Yeah. So I guess like I was trying to be strict among a definition of semantic parsing, but I think even at least for myself, the most, like what’s the main drawbacks of semantic parsing? Maybe it’s related to your question about will it be like general natural language understanding? Is that, you know, you’re constraint and your context, your environment. But I think its like, maybe the most interesting thing is how to be inspired by sematic parsing to do things where you don’t have that. So in the paper where we released complex web questions, we basically were motivated by this. Just imagine that a search engine is like your knowledge base and then you can do question answering over the web or, in images, uh, you know, just imagine that the image is a structure and do something on your neural module networks. So the goal is to be inspired by semantic parsing, which says you get some question and you want a very full compositional understanding of the question such that you can just deterministically execute it and get an answer. And we, if we can do that for tables, for text, for the web, for images, then that would be super cool.

Matt Gardner
39:27

Yeah. Great. This, has been a really fun conversation. We are getting close to out of time. Is there anything that you wanted to talk about that we didn’t get to, that we want to talk about in the last bit?

Jonathan Berant
39:37

I guess one thing, maybe to mention, I think this is also like an interesting research problem. So we just touched upon this idea that semantic parsers should cover things that are not in knowledge bases, but I think this virtual assistant thing that is happening in our lives right now where tons of people are just wanting to develop thousands of natural language interfaces and for each one of them you need to train a semantic parser is also a very fruitful ground for interesting research. How do you do that? How do you develop thousands of semantic parsers very quickly?
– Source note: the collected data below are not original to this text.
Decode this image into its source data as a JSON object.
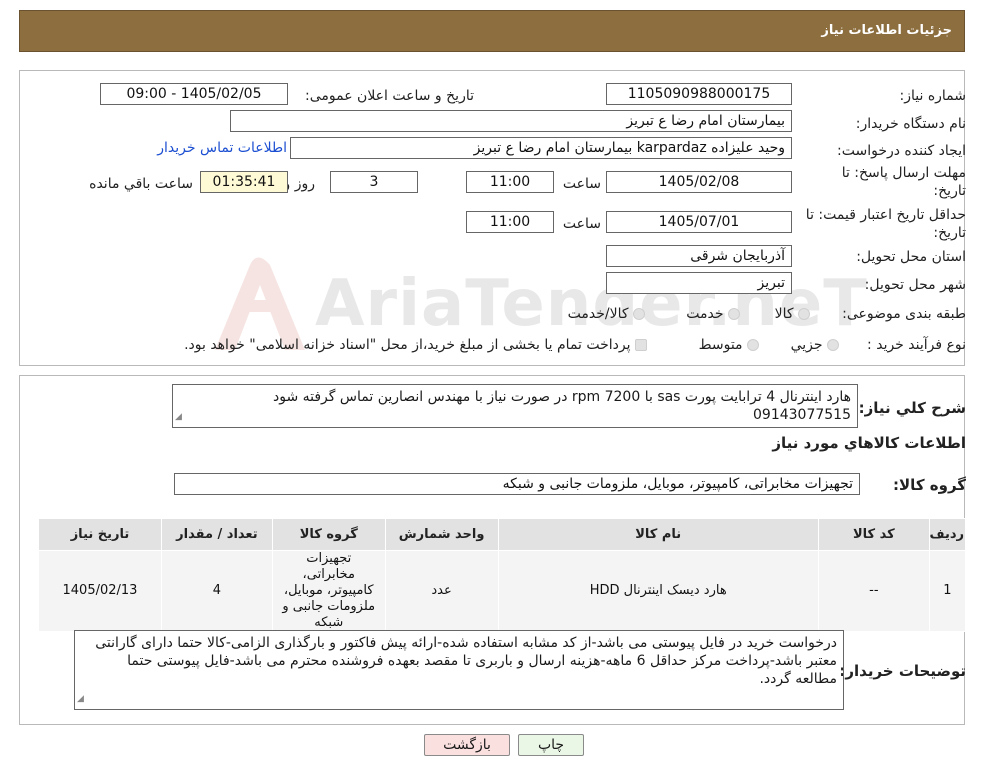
{
  "header": {
    "title": "جزئیات اطلاعات نیاز"
  },
  "form": {
    "need_number_label": "شماره نیاز:",
    "need_number": "1105090988000175",
    "announce_label": "تاریخ و ساعت اعلان عمومی:",
    "announce_value": "1405/02/05 - 09:00",
    "buyer_org_label": "نام دستگاه خریدار:",
    "buyer_org": "بیمارستان امام رضا  ع  تبریز",
    "creator_label": "ایجاد کننده درخواست:",
    "creator": "وحید علیزاده karpardaz بیمارستان امام رضا  ع  تبریز",
    "contact_link": "اطلاعات تماس خریدار",
    "reply_deadline_label": "مهلت ارسال پاسخ: تا تاریخ:",
    "reply_date": "1405/02/08",
    "time_label": "ساعت",
    "reply_time": "11:00",
    "days_value": "3",
    "days_and_label": "روز و",
    "remaining_time": "01:35:41",
    "remaining_label": "ساعت باقي مانده",
    "validity_label": "حداقل تاریخ اعتبار قیمت: تا تاریخ:",
    "validity_date": "1405/07/01",
    "validity_time": "11:00",
    "province_label": "استان محل تحویل:",
    "province": "آذربایجان شرقی",
    "city_label": "شهر محل تحویل:",
    "city": "تبریز",
    "category_label": "طبقه بندی موضوعی:",
    "category_options": [
      "کالا",
      "خدمت",
      "کالا/خدمت"
    ],
    "process_label": "نوع فرآیند خرید :",
    "process_options": [
      "جزیي",
      "متوسط"
    ],
    "process_note": "پرداخت تمام یا بخشی از مبلغ خرید،از محل \"اسناد خزانه اسلامی\" خواهد بود."
  },
  "description": {
    "label": "شرح کلي نياز:",
    "text": "هارد اینترنال 4 ترابایت پورت sas با rpm 7200 در صورت نیاز با مهندس انصارین تماس گرفته شود 09143077515"
  },
  "goods": {
    "section_title": "اطلاعات کالاهاي مورد نياز",
    "group_label": "گروه کالا:",
    "group_value": "تجهیزات مخابراتی، کامپیوتر، موبایل، ملزومات جانبی و شبکه",
    "table": {
      "headers": [
        "رديف",
        "کد کالا",
        "نام کالا",
        "واحد شمارش",
        "گروه کالا",
        "تعداد / مقدار",
        "تاريخ نياز"
      ],
      "rows": [
        [
          "1",
          "--",
          "هارد دیسک اینترنال HDD",
          "عدد",
          "تجهیزات مخابراتی، کامپیوتر، موبایل، ملزومات جانبی و شبکه",
          "4",
          "1405/02/13"
        ]
      ]
    }
  },
  "buyer_notes": {
    "label": "توضیحات خریدار:",
    "text": "درخواست خرید در فایل پیوستی می باشد-از کد مشابه استفاده شده-ارائه پیش فاکتور و بارگذاری الزامی-کالا حتما دارای گارانتی معتبر باشد-پرداخت مرکز حداقل 6 ماهه-هزینه ارسال و باربری تا مقصد بعهده فروشنده محترم می باشد-فایل پیوستی حتما مطالعه گردد."
  },
  "buttons": {
    "print": "چاپ",
    "back": "بازگشت"
  },
  "watermark": {
    "text": "AriaTender.neT"
  },
  "colors": {
    "header_bg": "#8c6e3f",
    "link": "#1c4fd1",
    "back_button_bg": "#fbe0e0",
    "print_button_bg": "#eaf6e6",
    "remaining_bg": "#fffad6"
  }
}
And there’s a lot of interesting work, both on how to collect the data on how to use semi-supervised learning and how to do interactive learning. Basically, how do you start from nothing and then be able to develop a platforms that accommodate thousands of, natural language interfaces. Whether you’re a startup that wants to have just one or a Google that wants to have like a million. I think there’s a lot of interesting issues on how to deal with like very, very little data regime.

Matt Gardner
40:45

yeah, I, this is a big problem, say with Alexa, if you want to build a skill, for instance, for Alexa, there was a startup that AI2 incubated a few years ago called Kitt.AI that got acquired by Baidu that was trying to build tools for this space. I know Semantic Machines recently gave a public demo as kind of the virtual assistant that they’ve been trying to build after they recently got acquired by Microsoft. I’ve reached out to people at Semantic Machines to have them come on the podcast and they’re not ready to yet, but hopefully they will soon and we’ll get some more information about this kind of application.

Jonathan Berant
41:21

Yeah, I mean task-based dialogue, which I don’t know anything about Semantic Machines, but I think this is something pretty central to what they do. Like task based dialogue in contextual semantic parsing is, I don’t know if it’s even two different things or not, might be just exactly the same thing. Maybe with some generation a little bit. So yeah, definitely I think this is a huge application of semantic parsing. It also has within it tons of interesting research problems. I’m all, I have worked on this, but I’m always conflicted whether like the solution will actually come from people trying to build it or people in academia. I hope that’s ideas coming from academia, inspire also people in the real world trying to build these things.

Matt Gardner
42:06

Well, great. Thanks Jonathan. This has been really fun.

Jonathan Berant
42:08

Yeah, it was great. I had a great time.